Et voici l'archiduchesse, éternellement pareille à elle-même, intangible, inébranlable.
Voici que tout recommence.
Et jusqu'à la maladie. Et, de nouveau, le départ.
Le départ ou la fuite ?
Cette fois, c'est l'île d'or Corfou, où l'accompagne l'archiduc Max, le frère de l'empereur, et où Hélène, toujours vigilante, ira la retrouver et, une fois de plus, la raisonner. Où l'empereur, après quatre mois d'absence, débarquera, sans réussir à la convaincre de revenir à Vienne.
— Du moins, dit-il, pourrais-tu ne pas résider en dehors du royaume ?
Elisabeth l'écoutait, méfiante et têtue.
Le royaume ?
Elle choisirait donc Venise, la ville chimérique et hostile où, du moins, elle ne serait point accablée d'obligations.
Mais était-ce assez loin de Vienne ?
De loin en loin, son mari surgissait. La comtesse Esterhazy lui amenait ses enfants, avec toutes sortes d'interdictions serinées par l'archiduchesse.

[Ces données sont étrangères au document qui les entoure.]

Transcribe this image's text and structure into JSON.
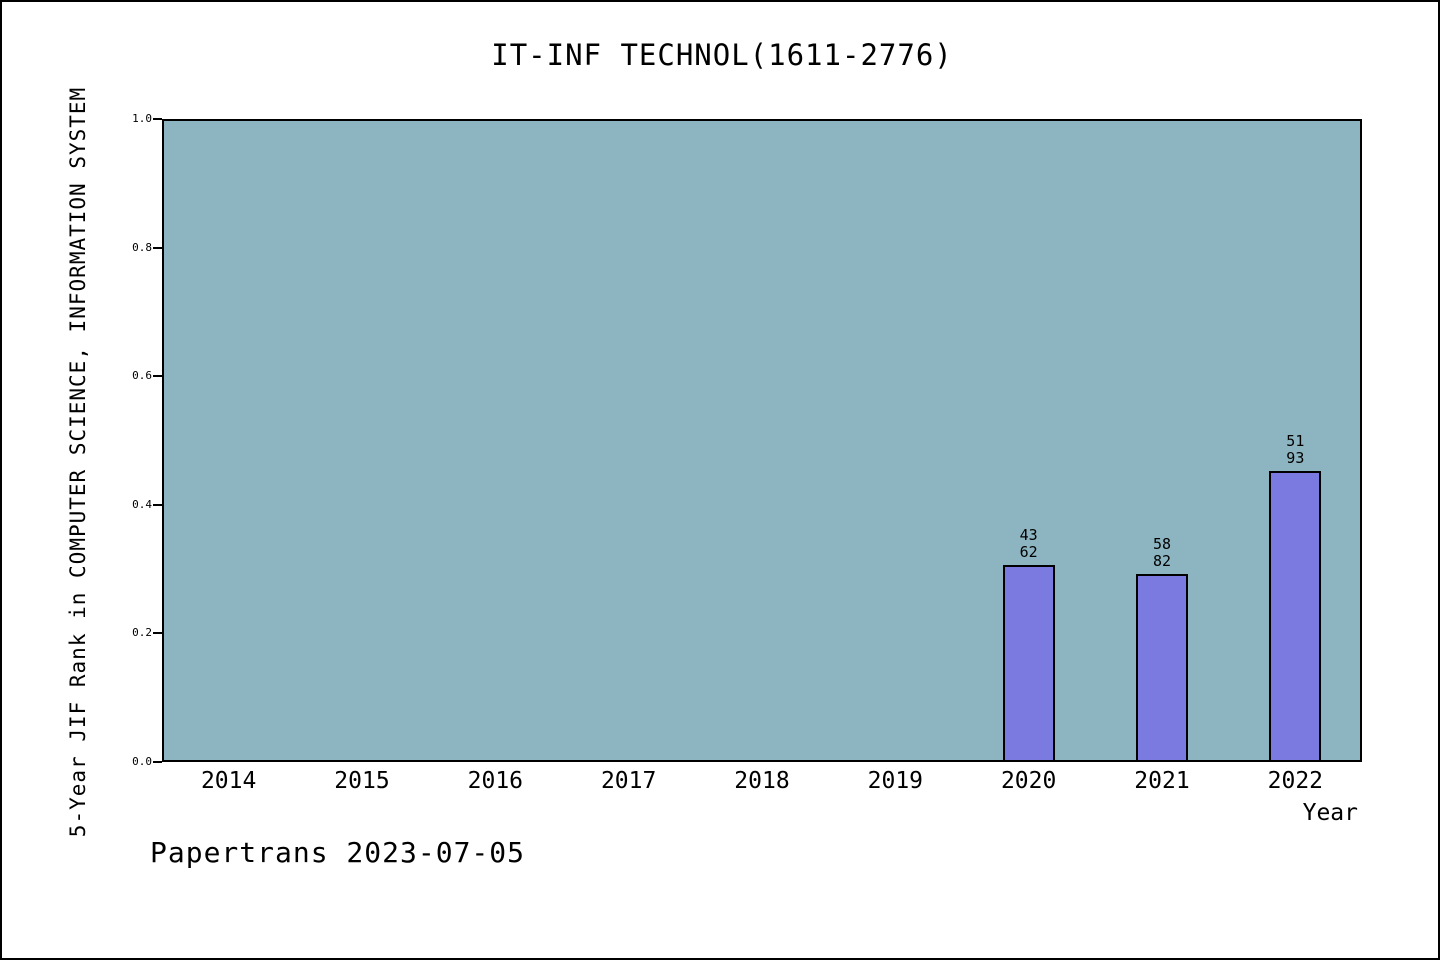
{
  "chart_data": {
    "type": "bar",
    "title": "IT-INF TECHNOL(1611-2776)",
    "xlabel": "Year",
    "ylabel": "5-Year JIF Rank in COMPUTER SCIENCE, INFORMATION SYSTEM",
    "categories": [
      "2014",
      "2015",
      "2016",
      "2017",
      "2018",
      "2019",
      "2020",
      "2021",
      "2022"
    ],
    "series": [
      {
        "name": "5-Year JIF Rank",
        "values": [
          null,
          null,
          null,
          null,
          null,
          null,
          0.306,
          0.293,
          0.452
        ]
      }
    ],
    "bar_annotations": [
      null,
      null,
      null,
      null,
      null,
      null,
      [
        "43",
        "62"
      ],
      [
        "58",
        "82"
      ],
      [
        "51",
        "93"
      ]
    ],
    "ylim": [
      0,
      1
    ],
    "yticks": [
      "0.0",
      "0.2",
      "0.4",
      "0.6",
      "0.8",
      "1.0"
    ],
    "grid": false,
    "legend": "none",
    "colors": {
      "plot_background": "#8db5c1",
      "bar_fill": "#7a7ae0",
      "bar_border": "#000000",
      "text": "#000000"
    }
  },
  "footer": {
    "text": "Papertrans 2023-07-05"
  }
}
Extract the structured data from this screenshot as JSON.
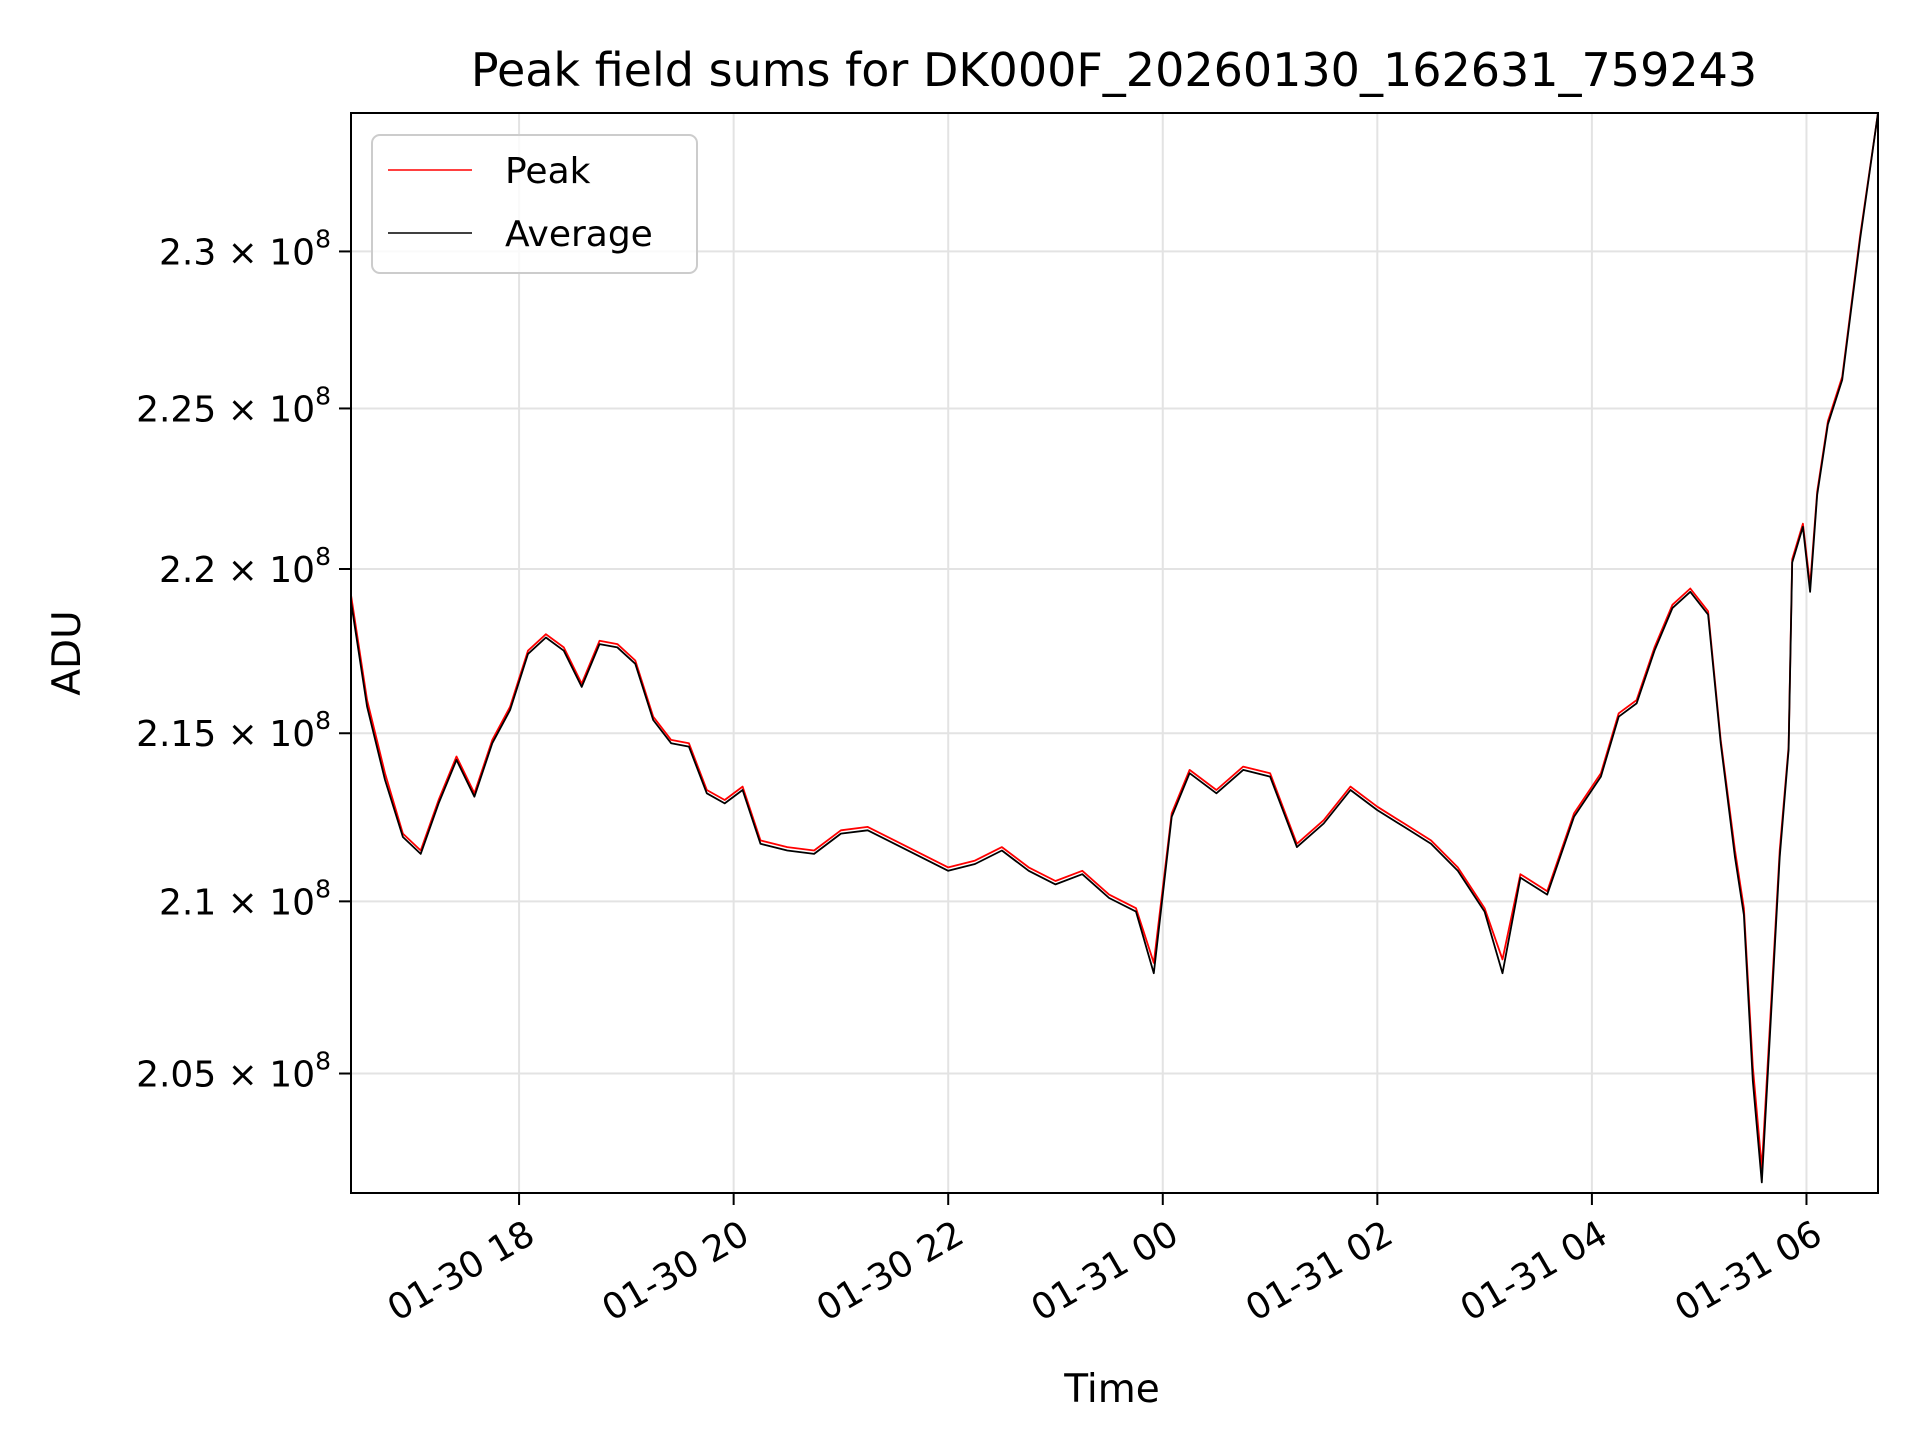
{
  "chart_data": {
    "type": "line",
    "title": "Peak field sums for DK000F_20260130_162631_759243",
    "xlabel": "Time",
    "ylabel": "ADU",
    "y_scale": "log",
    "ylim": [
      201600000,
      234500000
    ],
    "xlim": [
      "2026-01-30 16:26",
      "2026-01-31 06:40"
    ],
    "grid": true,
    "legend_placement": "top-left",
    "x_ticks": [
      {
        "value": "2026-01-30 18:00",
        "label": "01-30 18"
      },
      {
        "value": "2026-01-30 20:00",
        "label": "01-30 20"
      },
      {
        "value": "2026-01-30 22:00",
        "label": "01-30 22"
      },
      {
        "value": "2026-01-31 00:00",
        "label": "01-31 00"
      },
      {
        "value": "2026-01-31 02:00",
        "label": "01-31 02"
      },
      {
        "value": "2026-01-31 04:00",
        "label": "01-31 04"
      },
      {
        "value": "2026-01-31 06:00",
        "label": "01-31 06"
      }
    ],
    "y_ticks": [
      {
        "value": 205000000,
        "mantissa": "2.05"
      },
      {
        "value": 210000000,
        "mantissa": "2.1"
      },
      {
        "value": 215000000,
        "mantissa": "2.15"
      },
      {
        "value": 220000000,
        "mantissa": "2.2"
      },
      {
        "value": 225000000,
        "mantissa": "2.25"
      },
      {
        "value": 230000000,
        "mantissa": "2.3"
      }
    ],
    "tick_suffix": "× 10",
    "tick_exponent": "8",
    "series": [
      {
        "name": "Peak",
        "color": "#ff0000",
        "points": [
          [
            "2026-01-30 16:26",
            219200000
          ],
          [
            "2026-01-30 16:35",
            216000000
          ],
          [
            "2026-01-30 16:45",
            213800000
          ],
          [
            "2026-01-30 16:55",
            212000000
          ],
          [
            "2026-01-30 17:05",
            211500000
          ],
          [
            "2026-01-30 17:15",
            213000000
          ],
          [
            "2026-01-30 17:25",
            214300000
          ],
          [
            "2026-01-30 17:35",
            213200000
          ],
          [
            "2026-01-30 17:45",
            214800000
          ],
          [
            "2026-01-30 17:55",
            215800000
          ],
          [
            "2026-01-30 18:05",
            217500000
          ],
          [
            "2026-01-30 18:15",
            218000000
          ],
          [
            "2026-01-30 18:25",
            217600000
          ],
          [
            "2026-01-30 18:35",
            216500000
          ],
          [
            "2026-01-30 18:45",
            217800000
          ],
          [
            "2026-01-30 18:55",
            217700000
          ],
          [
            "2026-01-30 19:05",
            217200000
          ],
          [
            "2026-01-30 19:15",
            215500000
          ],
          [
            "2026-01-30 19:25",
            214800000
          ],
          [
            "2026-01-30 19:35",
            214700000
          ],
          [
            "2026-01-30 19:45",
            213300000
          ],
          [
            "2026-01-30 19:55",
            213000000
          ],
          [
            "2026-01-30 20:05",
            213400000
          ],
          [
            "2026-01-30 20:15",
            211800000
          ],
          [
            "2026-01-30 20:30",
            211600000
          ],
          [
            "2026-01-30 20:45",
            211500000
          ],
          [
            "2026-01-30 21:00",
            212100000
          ],
          [
            "2026-01-30 21:15",
            212200000
          ],
          [
            "2026-01-30 21:30",
            211800000
          ],
          [
            "2026-01-30 21:45",
            211400000
          ],
          [
            "2026-01-30 22:00",
            211000000
          ],
          [
            "2026-01-30 22:15",
            211200000
          ],
          [
            "2026-01-30 22:30",
            211600000
          ],
          [
            "2026-01-30 22:45",
            211000000
          ],
          [
            "2026-01-30 23:00",
            210600000
          ],
          [
            "2026-01-30 23:15",
            210900000
          ],
          [
            "2026-01-30 23:30",
            210200000
          ],
          [
            "2026-01-30 23:45",
            209800000
          ],
          [
            "2026-01-30 23:55",
            208200000
          ],
          [
            "2026-01-31 00:05",
            212600000
          ],
          [
            "2026-01-31 00:15",
            213900000
          ],
          [
            "2026-01-31 00:30",
            213300000
          ],
          [
            "2026-01-31 00:45",
            214000000
          ],
          [
            "2026-01-31 01:00",
            213800000
          ],
          [
            "2026-01-31 01:15",
            211700000
          ],
          [
            "2026-01-31 01:30",
            212400000
          ],
          [
            "2026-01-31 01:45",
            213400000
          ],
          [
            "2026-01-31 02:00",
            212800000
          ],
          [
            "2026-01-31 02:15",
            212300000
          ],
          [
            "2026-01-31 02:30",
            211800000
          ],
          [
            "2026-01-31 02:45",
            211000000
          ],
          [
            "2026-01-31 03:00",
            209800000
          ],
          [
            "2026-01-31 03:10",
            208300000
          ],
          [
            "2026-01-31 03:20",
            210800000
          ],
          [
            "2026-01-31 03:35",
            210300000
          ],
          [
            "2026-01-31 03:50",
            212600000
          ],
          [
            "2026-01-31 04:05",
            213800000
          ],
          [
            "2026-01-31 04:15",
            215600000
          ],
          [
            "2026-01-31 04:25",
            216000000
          ],
          [
            "2026-01-31 04:35",
            217600000
          ],
          [
            "2026-01-31 04:45",
            218900000
          ],
          [
            "2026-01-31 04:55",
            219400000
          ],
          [
            "2026-01-31 05:05",
            218700000
          ],
          [
            "2026-01-31 05:12",
            214800000
          ],
          [
            "2026-01-31 05:20",
            211500000
          ],
          [
            "2026-01-31 05:25",
            209800000
          ],
          [
            "2026-01-31 05:30",
            205200000
          ],
          [
            "2026-01-31 05:35",
            202300000
          ],
          [
            "2026-01-31 05:40",
            206800000
          ],
          [
            "2026-01-31 05:45",
            211500000
          ],
          [
            "2026-01-31 05:50",
            214600000
          ],
          [
            "2026-01-31 05:52",
            220300000
          ],
          [
            "2026-01-31 05:58",
            221400000
          ],
          [
            "2026-01-31 06:02",
            219500000
          ],
          [
            "2026-01-31 06:06",
            222400000
          ],
          [
            "2026-01-31 06:12",
            224600000
          ],
          [
            "2026-01-31 06:20",
            226000000
          ],
          [
            "2026-01-31 06:30",
            230500000
          ],
          [
            "2026-01-31 06:40",
            234500000
          ]
        ]
      },
      {
        "name": "Average",
        "color": "#000000",
        "points": [
          [
            "2026-01-30 16:26",
            219000000
          ],
          [
            "2026-01-30 16:35",
            215800000
          ],
          [
            "2026-01-30 16:45",
            213600000
          ],
          [
            "2026-01-30 16:55",
            211900000
          ],
          [
            "2026-01-30 17:05",
            211400000
          ],
          [
            "2026-01-30 17:15",
            212900000
          ],
          [
            "2026-01-30 17:25",
            214200000
          ],
          [
            "2026-01-30 17:35",
            213100000
          ],
          [
            "2026-01-30 17:45",
            214700000
          ],
          [
            "2026-01-30 17:55",
            215700000
          ],
          [
            "2026-01-30 18:05",
            217400000
          ],
          [
            "2026-01-30 18:15",
            217900000
          ],
          [
            "2026-01-30 18:25",
            217500000
          ],
          [
            "2026-01-30 18:35",
            216400000
          ],
          [
            "2026-01-30 18:45",
            217700000
          ],
          [
            "2026-01-30 18:55",
            217600000
          ],
          [
            "2026-01-30 19:05",
            217100000
          ],
          [
            "2026-01-30 19:15",
            215400000
          ],
          [
            "2026-01-30 19:25",
            214700000
          ],
          [
            "2026-01-30 19:35",
            214600000
          ],
          [
            "2026-01-30 19:45",
            213200000
          ],
          [
            "2026-01-30 19:55",
            212900000
          ],
          [
            "2026-01-30 20:05",
            213300000
          ],
          [
            "2026-01-30 20:15",
            211700000
          ],
          [
            "2026-01-30 20:30",
            211500000
          ],
          [
            "2026-01-30 20:45",
            211400000
          ],
          [
            "2026-01-30 21:00",
            212000000
          ],
          [
            "2026-01-30 21:15",
            212100000
          ],
          [
            "2026-01-30 21:30",
            211700000
          ],
          [
            "2026-01-30 21:45",
            211300000
          ],
          [
            "2026-01-30 22:00",
            210900000
          ],
          [
            "2026-01-30 22:15",
            211100000
          ],
          [
            "2026-01-30 22:30",
            211500000
          ],
          [
            "2026-01-30 22:45",
            210900000
          ],
          [
            "2026-01-30 23:00",
            210500000
          ],
          [
            "2026-01-30 23:15",
            210800000
          ],
          [
            "2026-01-30 23:30",
            210100000
          ],
          [
            "2026-01-30 23:45",
            209700000
          ],
          [
            "2026-01-30 23:55",
            207900000
          ],
          [
            "2026-01-31 00:05",
            212500000
          ],
          [
            "2026-01-31 00:15",
            213800000
          ],
          [
            "2026-01-31 00:30",
            213200000
          ],
          [
            "2026-01-31 00:45",
            213900000
          ],
          [
            "2026-01-31 01:00",
            213700000
          ],
          [
            "2026-01-31 01:15",
            211600000
          ],
          [
            "2026-01-31 01:30",
            212300000
          ],
          [
            "2026-01-31 01:45",
            213300000
          ],
          [
            "2026-01-31 02:00",
            212700000
          ],
          [
            "2026-01-31 02:15",
            212200000
          ],
          [
            "2026-01-31 02:30",
            211700000
          ],
          [
            "2026-01-31 02:45",
            210900000
          ],
          [
            "2026-01-31 03:00",
            209700000
          ],
          [
            "2026-01-31 03:10",
            207900000
          ],
          [
            "2026-01-31 03:20",
            210700000
          ],
          [
            "2026-01-31 03:35",
            210200000
          ],
          [
            "2026-01-31 03:50",
            212500000
          ],
          [
            "2026-01-31 04:05",
            213700000
          ],
          [
            "2026-01-31 04:15",
            215500000
          ],
          [
            "2026-01-31 04:25",
            215900000
          ],
          [
            "2026-01-31 04:35",
            217500000
          ],
          [
            "2026-01-31 04:45",
            218800000
          ],
          [
            "2026-01-31 04:55",
            219300000
          ],
          [
            "2026-01-31 05:05",
            218600000
          ],
          [
            "2026-01-31 05:12",
            214700000
          ],
          [
            "2026-01-31 05:20",
            211300000
          ],
          [
            "2026-01-31 05:25",
            209600000
          ],
          [
            "2026-01-31 05:30",
            204800000
          ],
          [
            "2026-01-31 05:35",
            201900000
          ],
          [
            "2026-01-31 05:40",
            206500000
          ],
          [
            "2026-01-31 05:45",
            211300000
          ],
          [
            "2026-01-31 05:50",
            214500000
          ],
          [
            "2026-01-31 05:52",
            220200000
          ],
          [
            "2026-01-31 05:58",
            221300000
          ],
          [
            "2026-01-31 06:02",
            219300000
          ],
          [
            "2026-01-31 06:06",
            222300000
          ],
          [
            "2026-01-31 06:12",
            224500000
          ],
          [
            "2026-01-31 06:20",
            225900000
          ],
          [
            "2026-01-31 06:30",
            230400000
          ],
          [
            "2026-01-31 06:40",
            234500000
          ]
        ]
      }
    ]
  }
}
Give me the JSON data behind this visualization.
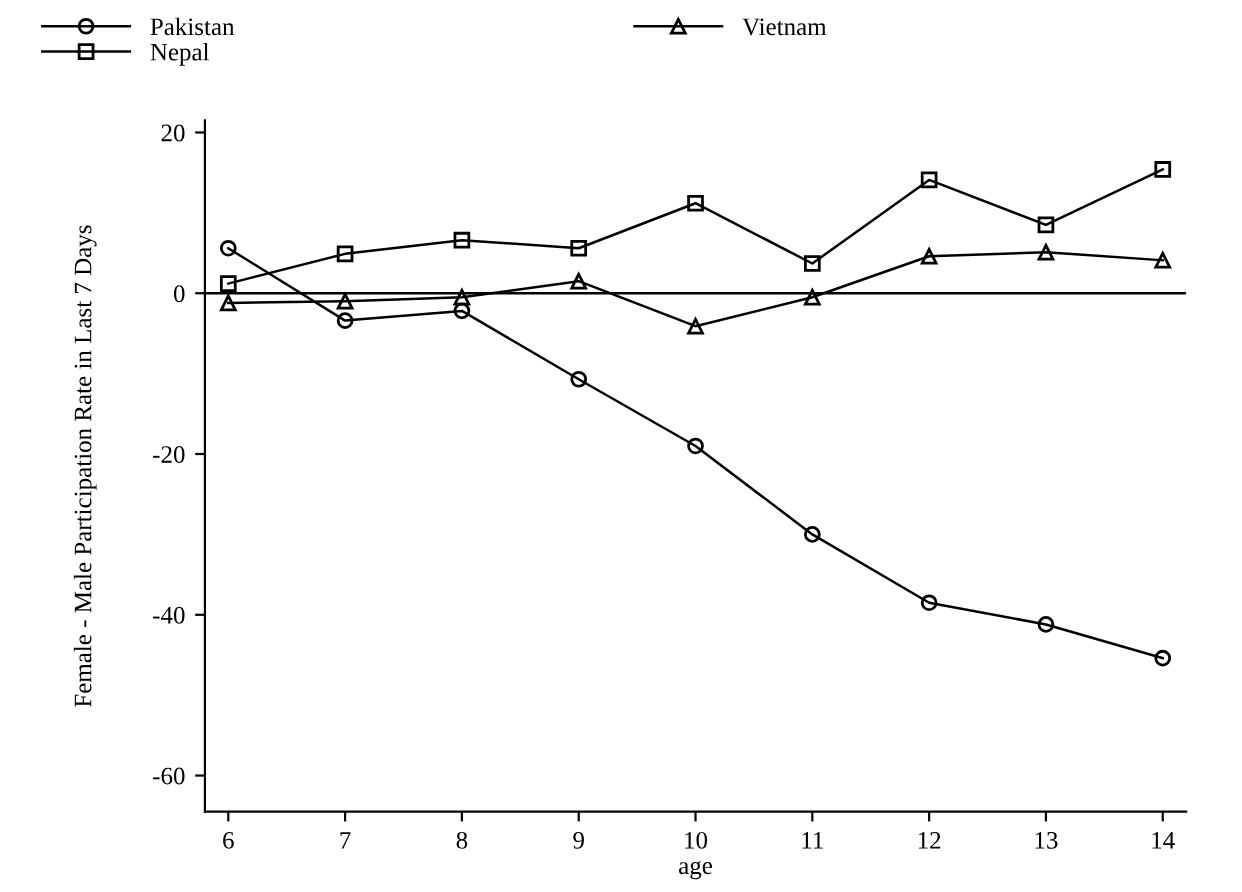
{
  "chart_data": {
    "type": "line",
    "xlabel": "age",
    "ylabel": "Female - Male Participation Rate in Last 7 Days",
    "x": [
      6,
      7,
      8,
      9,
      10,
      11,
      12,
      13,
      14
    ],
    "series": [
      {
        "name": "Pakistan",
        "color": "#000000",
        "marker": "circle",
        "values": [
          5.6,
          -3.4,
          -2.2,
          -10.7,
          -19,
          -30,
          -38.5,
          -41.2,
          -45.4
        ]
      },
      {
        "name": "Nepal",
        "color": "#000000",
        "marker": "square",
        "values": [
          1.2,
          4.9,
          6.6,
          5.6,
          11.2,
          3.7,
          14.1,
          8.5,
          15.4
        ]
      },
      {
        "name": "Vietnam",
        "color": "#000000",
        "marker": "triangle",
        "values": [
          -1.2,
          -1,
          -0.5,
          1.5,
          -4.1,
          -0.5,
          4.6,
          5.1,
          4.1
        ]
      }
    ],
    "xlim": [
      5.8,
      14.2
    ],
    "xticks": [
      6,
      7,
      8,
      9,
      10,
      11,
      12,
      13,
      14
    ],
    "ylim": [
      -64.5,
      21.5
    ],
    "yticks": [
      -60,
      -40,
      -20,
      0,
      20
    ],
    "ref_lines": [
      {
        "axis": "y",
        "value": 0,
        "color": "#000000"
      }
    ],
    "grid": false,
    "legend": "top",
    "line_style": "solid"
  }
}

Et Ludovica, inquiète de toutes ces absences, de tous ces manquements à l'étiquette, arriva soudain, gonflée de maternelles objurgations.
Perplexe, elle regardait sa fille, changée, bouffie, et qui souffrait des pieds, elle, cette Atalante.
Elle la convainquit d'aller se soigner à Kissingen en Bavière.
Mais la meilleure cure, c'était peut-être Possenhofen, avec la présence de Marie, qui, elle aussi, fuyait son piteux mari, celle de Mathilde, mariée depuis peu au frère de François II, le prince Trani, et tout cet inexprimable qui la rendait à la joie : Possenhofen à jamais pétri des souvenirs de l'enfance perdue :
Ô hirondelle, prête-moi tes ailes!
Emmène-moi au pays lointain ;
Que je serais heureuse de briser toute entrave.
De rompre tout lien. "
Cet élégant portrait, réalisé par le peintre Franz Schrotzberg, a été offert par l’impératrice en 1861 à Richard Davies, le propriétaire de la Quinta Vigia à Madère, le lieu de villégiature de l’épouse de François-Joseph entre novembre 1860 et avril 1861. L’impératrice avait offert son portrait à ses hôtes en remerciements de leur accueil et cette toile est depuis restée propriété de cette famille, qui le revendit en 2018.